Simple electronics made of micro-sized magnetic particles dispersed inside conductive materials can pull themselves back together using magnetic attraction if fractured.
"It's actually a pretty simple concept," said Amay Bandodkar at the University of California, San Diego, who led the research team. "This started when we asked ourselves, how can we simply implement a self-healing feature into existing electronics without making them unnecessarily complicated or expensive? This was our solution."
Bandodkar and colleagues experimented with various self-healing batteries, sensors, and circuits. Previous self-healing electronics which we showcased use conductive fluids that are released from capsules when a crack or rupture is detected to fill in the blanks.
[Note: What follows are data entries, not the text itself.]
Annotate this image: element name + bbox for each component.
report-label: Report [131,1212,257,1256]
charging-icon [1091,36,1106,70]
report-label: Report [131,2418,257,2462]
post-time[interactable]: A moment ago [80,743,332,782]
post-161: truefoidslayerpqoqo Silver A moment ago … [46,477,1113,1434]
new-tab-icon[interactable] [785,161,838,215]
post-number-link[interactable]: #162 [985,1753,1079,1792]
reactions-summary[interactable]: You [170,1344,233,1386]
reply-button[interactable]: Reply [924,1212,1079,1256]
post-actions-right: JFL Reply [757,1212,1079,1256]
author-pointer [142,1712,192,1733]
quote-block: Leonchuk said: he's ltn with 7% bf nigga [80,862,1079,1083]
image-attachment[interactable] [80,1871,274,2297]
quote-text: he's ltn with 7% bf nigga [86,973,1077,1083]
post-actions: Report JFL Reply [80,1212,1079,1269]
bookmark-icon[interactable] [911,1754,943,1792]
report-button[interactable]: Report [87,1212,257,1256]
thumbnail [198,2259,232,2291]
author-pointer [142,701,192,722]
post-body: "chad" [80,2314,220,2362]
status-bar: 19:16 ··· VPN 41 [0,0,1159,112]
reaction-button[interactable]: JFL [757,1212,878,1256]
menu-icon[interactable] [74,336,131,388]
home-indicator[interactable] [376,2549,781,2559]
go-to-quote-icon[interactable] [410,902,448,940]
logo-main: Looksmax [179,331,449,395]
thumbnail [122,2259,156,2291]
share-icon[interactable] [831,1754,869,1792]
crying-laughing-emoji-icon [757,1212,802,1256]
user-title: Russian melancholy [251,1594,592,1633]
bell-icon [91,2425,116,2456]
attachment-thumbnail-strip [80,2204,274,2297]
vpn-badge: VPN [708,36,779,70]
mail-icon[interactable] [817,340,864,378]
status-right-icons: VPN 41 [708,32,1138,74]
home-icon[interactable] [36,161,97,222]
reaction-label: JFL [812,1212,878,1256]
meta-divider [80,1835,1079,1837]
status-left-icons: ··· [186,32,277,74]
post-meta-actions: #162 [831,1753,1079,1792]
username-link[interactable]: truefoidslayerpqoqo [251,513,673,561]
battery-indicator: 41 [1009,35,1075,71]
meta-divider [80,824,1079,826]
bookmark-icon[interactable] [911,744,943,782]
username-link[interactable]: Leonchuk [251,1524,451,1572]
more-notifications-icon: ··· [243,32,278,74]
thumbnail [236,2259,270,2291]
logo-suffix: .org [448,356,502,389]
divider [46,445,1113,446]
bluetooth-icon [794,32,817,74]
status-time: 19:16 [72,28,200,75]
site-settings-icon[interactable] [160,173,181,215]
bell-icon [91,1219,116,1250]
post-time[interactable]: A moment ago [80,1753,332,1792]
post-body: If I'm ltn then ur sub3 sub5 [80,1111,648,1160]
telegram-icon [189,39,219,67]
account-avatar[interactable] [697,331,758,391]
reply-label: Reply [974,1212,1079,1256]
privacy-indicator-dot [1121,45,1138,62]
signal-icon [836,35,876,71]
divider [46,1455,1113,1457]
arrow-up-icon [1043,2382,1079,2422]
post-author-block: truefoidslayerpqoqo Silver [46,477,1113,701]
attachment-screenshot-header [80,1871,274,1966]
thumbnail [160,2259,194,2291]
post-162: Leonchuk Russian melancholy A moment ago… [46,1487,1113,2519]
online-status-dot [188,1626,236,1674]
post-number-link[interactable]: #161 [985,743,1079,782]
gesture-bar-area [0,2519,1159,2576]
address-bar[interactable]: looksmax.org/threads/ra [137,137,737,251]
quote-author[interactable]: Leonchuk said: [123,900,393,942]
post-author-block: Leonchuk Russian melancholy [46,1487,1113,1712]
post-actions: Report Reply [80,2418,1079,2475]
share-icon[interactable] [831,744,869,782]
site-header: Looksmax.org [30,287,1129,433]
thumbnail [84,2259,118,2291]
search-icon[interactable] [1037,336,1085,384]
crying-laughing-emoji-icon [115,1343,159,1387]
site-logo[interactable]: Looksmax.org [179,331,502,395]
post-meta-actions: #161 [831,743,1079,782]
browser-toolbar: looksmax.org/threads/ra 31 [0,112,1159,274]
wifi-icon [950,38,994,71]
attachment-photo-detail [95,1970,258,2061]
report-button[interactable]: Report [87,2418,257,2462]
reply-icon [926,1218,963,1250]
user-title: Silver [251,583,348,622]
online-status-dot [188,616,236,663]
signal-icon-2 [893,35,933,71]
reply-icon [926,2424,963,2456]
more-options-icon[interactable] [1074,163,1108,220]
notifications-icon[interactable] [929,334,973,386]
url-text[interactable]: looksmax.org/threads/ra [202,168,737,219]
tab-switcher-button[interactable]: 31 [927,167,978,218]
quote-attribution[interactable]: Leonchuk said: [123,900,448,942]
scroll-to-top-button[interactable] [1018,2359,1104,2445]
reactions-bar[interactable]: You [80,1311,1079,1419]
The UCSD team, however, used conductive graphite material mixed with small magnetic particles made from neodymium magnets. Both materials are dirt cheap and readily available. You can even get them from a supermarket, Bandodkar said.
Employing this magnetic mixture as a printing ink, the team 3-D printed simple electronics before subjecting them to a strong electromagnetic field. This is to ensure that all the microparticles are aligned in the same direction and, if displaced by a rupture, glue back together in their original orientation.
You can get an idea of how all of this works in the demonstration videos below.
It's worth noting that while the batteries and circuits can self-heal and continue operating normally afterward, cracks and fracture signs still show. You might not think much of that, but the other downside is that these electronics are essentially magnetic and in many situations, that's not acceptable. But Bandodkar is one step ahead of us and said the next version will come with electromagnetic shielding so users can breathe easily that their hard drives aren't in peril.